Un pozione di urna funeraria


Urlo un urlo di pomodoro al basilico nel caos primordiale di brodo di gallina. Bonanno si fida di una marionetta lesbica per i suoi giochi di sadofrutta al dente cariato. Tra galli cedroni Bonanno sferra il suo attacco all’arma bianca e perde. Come sempre e per sempre. Sia lodato. Gesù Cristo. Ma è un perdente nato perché l’anima è fatta di frattali che guardano alla finestra un pesce africano che si butta in mare. Bonanno è un mitra, fatto di merda. Bonanno guarda la fuga delle patate fritte e si consola con un mantra cantato a squarciagola davanti ai campi Flegrei. Si ripulisce la vernice dalla faccia prima di consolarsi con una manica di spugna passata sulle lacrime di gioia per la morte di una capitale dei barbari con un occhio solo.
Bonanno si tinge la faccia di rosso e gode alla vista di una politica frangente bandiera bianca tra votanti infuriati e un generale Custer che prega per l’anima sua e quella dei suoi soldati. Bonanno si avvicina e gli si attacca alla gola e succhia. Bonanno è un cattolico e beve il sangue di un figlio di dio. E prega a squarciagola con inni imbevuti di sangue. È una minestra riscaldata, dice mentre si confessa al selvaggio cadavere di Custer e gli toglie lo scalpo, ma non è una cattiva minestra. Sa solo di rospo.

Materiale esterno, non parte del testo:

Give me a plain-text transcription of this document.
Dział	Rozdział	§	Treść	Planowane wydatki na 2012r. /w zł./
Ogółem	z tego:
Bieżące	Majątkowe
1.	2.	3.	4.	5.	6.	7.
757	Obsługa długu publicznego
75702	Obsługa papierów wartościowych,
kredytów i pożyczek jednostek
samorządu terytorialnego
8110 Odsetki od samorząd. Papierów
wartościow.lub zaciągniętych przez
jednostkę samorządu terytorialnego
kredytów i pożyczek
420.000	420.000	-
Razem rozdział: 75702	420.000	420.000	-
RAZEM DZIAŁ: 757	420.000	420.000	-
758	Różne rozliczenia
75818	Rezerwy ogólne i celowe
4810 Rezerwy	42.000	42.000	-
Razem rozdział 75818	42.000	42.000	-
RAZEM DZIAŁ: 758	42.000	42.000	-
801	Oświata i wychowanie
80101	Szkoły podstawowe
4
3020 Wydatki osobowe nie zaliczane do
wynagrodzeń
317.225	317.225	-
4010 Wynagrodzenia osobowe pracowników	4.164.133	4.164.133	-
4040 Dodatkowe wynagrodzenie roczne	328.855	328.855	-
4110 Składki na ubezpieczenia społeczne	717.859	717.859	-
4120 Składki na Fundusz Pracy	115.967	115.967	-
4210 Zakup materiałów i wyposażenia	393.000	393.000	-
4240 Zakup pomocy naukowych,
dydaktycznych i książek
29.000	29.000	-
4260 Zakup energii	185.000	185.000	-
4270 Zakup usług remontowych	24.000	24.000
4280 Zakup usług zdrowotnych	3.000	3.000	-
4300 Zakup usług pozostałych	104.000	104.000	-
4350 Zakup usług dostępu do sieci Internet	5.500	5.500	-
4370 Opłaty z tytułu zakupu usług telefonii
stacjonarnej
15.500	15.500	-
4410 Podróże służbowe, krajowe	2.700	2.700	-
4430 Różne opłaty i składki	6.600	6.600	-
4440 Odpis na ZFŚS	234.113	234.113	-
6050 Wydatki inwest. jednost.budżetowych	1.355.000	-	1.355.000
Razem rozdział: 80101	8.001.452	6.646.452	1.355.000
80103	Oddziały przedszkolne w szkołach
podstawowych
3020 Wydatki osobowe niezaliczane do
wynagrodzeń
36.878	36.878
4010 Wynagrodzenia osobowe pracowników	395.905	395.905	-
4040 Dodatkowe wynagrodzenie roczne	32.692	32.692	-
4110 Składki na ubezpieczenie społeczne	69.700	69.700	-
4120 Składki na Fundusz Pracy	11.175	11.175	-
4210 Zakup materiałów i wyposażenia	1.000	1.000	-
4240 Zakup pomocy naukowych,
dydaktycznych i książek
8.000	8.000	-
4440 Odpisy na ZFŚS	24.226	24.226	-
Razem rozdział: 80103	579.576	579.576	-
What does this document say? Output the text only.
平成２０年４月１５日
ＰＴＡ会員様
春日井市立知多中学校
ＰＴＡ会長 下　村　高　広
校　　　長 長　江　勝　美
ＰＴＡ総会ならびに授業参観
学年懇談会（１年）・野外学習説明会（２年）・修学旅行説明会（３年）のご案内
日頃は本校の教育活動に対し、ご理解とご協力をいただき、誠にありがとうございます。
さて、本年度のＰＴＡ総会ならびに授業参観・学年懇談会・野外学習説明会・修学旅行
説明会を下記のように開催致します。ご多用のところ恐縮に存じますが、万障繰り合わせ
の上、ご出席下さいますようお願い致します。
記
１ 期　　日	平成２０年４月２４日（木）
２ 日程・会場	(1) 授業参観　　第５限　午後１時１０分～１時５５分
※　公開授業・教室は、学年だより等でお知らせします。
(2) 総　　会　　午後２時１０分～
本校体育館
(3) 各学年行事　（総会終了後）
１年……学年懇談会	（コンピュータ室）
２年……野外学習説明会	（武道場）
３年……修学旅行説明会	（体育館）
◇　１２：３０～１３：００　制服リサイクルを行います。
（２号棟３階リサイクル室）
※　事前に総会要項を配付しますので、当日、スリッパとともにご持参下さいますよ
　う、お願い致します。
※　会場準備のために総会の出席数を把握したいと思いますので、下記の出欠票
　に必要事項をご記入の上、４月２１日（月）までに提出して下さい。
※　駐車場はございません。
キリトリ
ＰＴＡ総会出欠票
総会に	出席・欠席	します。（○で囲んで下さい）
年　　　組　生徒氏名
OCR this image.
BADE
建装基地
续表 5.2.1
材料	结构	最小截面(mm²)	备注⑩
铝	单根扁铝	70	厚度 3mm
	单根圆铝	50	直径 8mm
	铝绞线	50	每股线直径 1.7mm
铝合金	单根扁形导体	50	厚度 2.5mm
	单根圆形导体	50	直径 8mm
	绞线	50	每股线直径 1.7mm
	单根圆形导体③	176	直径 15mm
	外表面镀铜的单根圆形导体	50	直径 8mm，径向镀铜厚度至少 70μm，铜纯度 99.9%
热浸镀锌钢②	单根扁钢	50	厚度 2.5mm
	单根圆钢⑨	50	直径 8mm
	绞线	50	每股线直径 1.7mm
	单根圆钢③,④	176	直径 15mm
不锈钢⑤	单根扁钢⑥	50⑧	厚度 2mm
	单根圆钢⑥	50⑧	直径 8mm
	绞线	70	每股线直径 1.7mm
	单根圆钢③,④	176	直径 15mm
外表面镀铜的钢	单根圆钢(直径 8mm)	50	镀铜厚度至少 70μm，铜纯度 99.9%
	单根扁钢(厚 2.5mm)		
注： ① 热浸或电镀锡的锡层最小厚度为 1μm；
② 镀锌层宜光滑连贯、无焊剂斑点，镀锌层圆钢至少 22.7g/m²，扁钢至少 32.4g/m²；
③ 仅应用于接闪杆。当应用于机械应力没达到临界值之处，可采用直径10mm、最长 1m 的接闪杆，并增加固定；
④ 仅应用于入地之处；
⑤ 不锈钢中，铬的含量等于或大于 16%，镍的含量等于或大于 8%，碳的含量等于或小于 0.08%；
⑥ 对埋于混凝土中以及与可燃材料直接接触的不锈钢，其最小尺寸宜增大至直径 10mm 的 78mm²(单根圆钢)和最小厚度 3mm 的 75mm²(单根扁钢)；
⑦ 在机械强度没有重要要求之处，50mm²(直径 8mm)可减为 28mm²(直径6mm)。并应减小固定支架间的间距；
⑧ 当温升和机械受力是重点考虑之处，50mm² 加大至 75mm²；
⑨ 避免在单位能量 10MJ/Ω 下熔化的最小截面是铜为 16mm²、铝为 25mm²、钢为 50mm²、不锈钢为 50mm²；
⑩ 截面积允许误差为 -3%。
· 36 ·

Bonanno si rimpinza e segue la galera che lo porta in sud Africa per una partita di Porto di Tamerlano, una regione della Cantabria meridionale. E lì, riposa in pace, in un’urna funeraria, tra vermi calabresi e tarantole di giada comprate dalla regina delle nevi che passava per caso a farsi una canna ebrea tra gomitoli di cioccolata calda e erotismi di piume affumicate.